Touche pas à mon info !

L’investigation vit-elle ses derniers mois sur l’audiovisuel public en France ? Contraints par une réduction budgétaire de 50 millions d’euros en 2018 par rapport au contrat d’objectifs et de moyens conclu avec l’ancien gouvernement, les magazines « Envoyé Spécial » et « Complément d’enquête » verront leurs effectifs drastiquement diminués et une réduction du temps de diffusion au point de ne plus pouvoir assurer correctement leur mission d’information. Depuis l’annonce, les soutiens s’accumulent, notamment sur Twitter avec le hashtag #Touchepasàmoninfo, pour tenter de peser sur les décisions de Delphine Ernotte, présidente de France Télévisions, déjà visée par une motion de défiance. L’association Fragil, défenseur d’une information indépendante et sociétale, se joint à ce mouvement de soutien.

Après la directive adoptée par le Parlement européen portant sur le secret des affaires en avril 2016, il s’agit d’un nouveau coup porté à l’investigation journalistique en France. Scandales de la dépakine, du levothyrox, du coton ouzbek (pour ne citer qu’eux), reportages en France ou à l’étranger sur des théâtres de guerre, à la découverte de cultures et de civilisations sont autant de sujets considérés d’utilité publique. Cela prend du temps et cela coûte évidemment de l’argent. Mais il s’agit bien d’éveiller les consciences, de susciter l’interrogation, l’émerveillement, l’étonnement ou l’indignation. Sortir des carcans d’une société de consommation en portant la contradiction, faire la lumière sur des pratiques, des actes que des citoyens pensaient impensables mais bien réels. Telle est « la première priorité du service public », comme le considère Yannick Letranchant, directeur de l’information.
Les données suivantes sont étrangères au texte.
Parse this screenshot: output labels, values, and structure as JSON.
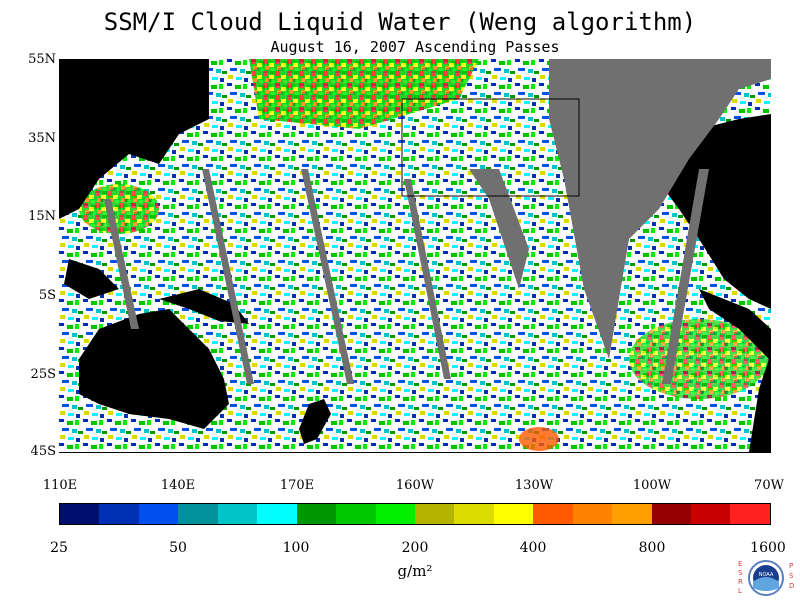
{
  "title": "SSM/I Cloud Liquid Water (Weng algorithm)",
  "subtitle": "August 16, 2007  Ascending Passes",
  "lat_labels": [
    "55N",
    "35N",
    "15N",
    "5S",
    "25S",
    "45S"
  ],
  "lon_labels": [
    "110E",
    "140E",
    "170E",
    "160W",
    "130W",
    "100W",
    "70W"
  ],
  "colorbar": {
    "colors": [
      "#000e6e",
      "#0030b4",
      "#0050f0",
      "#00929a",
      "#00c4c8",
      "#00ffff",
      "#009600",
      "#00c800",
      "#00f000",
      "#b4b400",
      "#dcdc00",
      "#ffff00",
      "#ff5a00",
      "#ff8200",
      "#ffa000",
      "#960000",
      "#c80000",
      "#ff2020"
    ],
    "labels": [
      "25",
      "50",
      "100",
      "200",
      "400",
      "800",
      "1600"
    ],
    "unit": "g/m²"
  },
  "logo": {
    "left_letters": "ESRL",
    "right_letters": "PSD",
    "center_text": "NOAA"
  }
}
En conclusion, nous ne pouvions passer à côté d’une citation d’Albert Londres ô combien au goût du jour, prix éponyme que des journalistes d' »Envoyé Spécial » ont déjà remporté : « Je demeure convaincu qu’un journaliste n’est pas un enfant de chœur et que son rôle ne consiste pas à précéder les processions, la main plongée dans une corbeille de pétales de roses. Notre métier n’est pas de faire plaisir, non plus de faire du tort, il est de porter la plume dans la plaie. »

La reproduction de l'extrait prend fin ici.